16. An image forming apparatus, comprising:

a body;

a mount portion disposed within said body and configured to mount a toner container storing toner from above said mount portion;

a release member configured to release the toner container from a position where said toner container is set in said mount portion; and

a biasing member supported by said mount portion and configured to constantly bias the toner container upward, the biasing member exerting a force insufficient to change a position of a toner container completely filled with toner.

17. The apparatus as claimed in claim 16, wherein said biasing member comprises a resilient member mounted on said apparatus.

18. The apparatus as claimed in claim 16, wherein a nozzle is mounted on said body in such a manner as to penetrate into the toner container, and

assuming that resistance F acts when the toner container is moved away from said nozzle, and that said toner container has a weight M when empty, said biasing member exerts a biasing force greater than a sum of F and M.

19. The apparatus as claimed in claim 18, wherein assuming that resistance F acts when the toner container is moved away from said nozzle, and that said toner container has a weight N when full, said biasing member exerts a biasing force smaller than a sum of F and N.

20. The apparatus as claimed in claim 16, further comprising a locking member configured to lock the toner container set in said mount portion against an action of said biasing member.

21. The apparatus as claimed in claim 20, wherein said locking member comprises a stop disposed within said body in such a manner as to abut against the toner container.

22. The apparatus as claimed in claim 21, wherein said stop is formed integrally with a side wall included in said mount portion.
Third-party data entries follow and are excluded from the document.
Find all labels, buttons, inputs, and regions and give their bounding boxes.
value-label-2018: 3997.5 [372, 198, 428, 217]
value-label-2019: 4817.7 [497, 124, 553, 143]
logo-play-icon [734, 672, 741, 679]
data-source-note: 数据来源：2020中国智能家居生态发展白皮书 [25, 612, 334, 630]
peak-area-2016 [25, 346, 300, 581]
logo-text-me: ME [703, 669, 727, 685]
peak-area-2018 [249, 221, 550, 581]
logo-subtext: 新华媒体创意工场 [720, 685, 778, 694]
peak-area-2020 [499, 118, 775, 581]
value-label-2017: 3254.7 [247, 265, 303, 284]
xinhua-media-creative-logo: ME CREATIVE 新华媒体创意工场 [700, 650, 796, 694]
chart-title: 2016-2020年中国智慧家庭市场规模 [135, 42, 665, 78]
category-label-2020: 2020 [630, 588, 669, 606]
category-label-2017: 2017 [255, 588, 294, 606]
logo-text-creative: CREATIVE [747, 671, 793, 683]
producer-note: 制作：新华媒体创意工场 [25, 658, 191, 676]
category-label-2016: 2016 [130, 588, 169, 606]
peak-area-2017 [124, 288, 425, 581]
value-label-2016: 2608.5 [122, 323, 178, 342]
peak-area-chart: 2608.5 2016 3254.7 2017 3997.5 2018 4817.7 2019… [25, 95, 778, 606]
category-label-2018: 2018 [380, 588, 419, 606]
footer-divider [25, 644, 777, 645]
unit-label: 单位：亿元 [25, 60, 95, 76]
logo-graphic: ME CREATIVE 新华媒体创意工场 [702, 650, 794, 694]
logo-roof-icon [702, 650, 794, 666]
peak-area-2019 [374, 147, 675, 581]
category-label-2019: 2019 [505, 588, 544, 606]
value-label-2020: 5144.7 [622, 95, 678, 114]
23. The apparatus as claimed in claim 21, wherein said stop is movable between a locking position for locking the toner container due to elasticity of said stop and an unlocking position for unlocking said toner container.

24. The apparatus as claimed in claim 21, wherein said stop includes a tapered surface in an upper portion that faces the toner container when said toner container is set in said mount portion, said tapered surface approaching said toner container downward.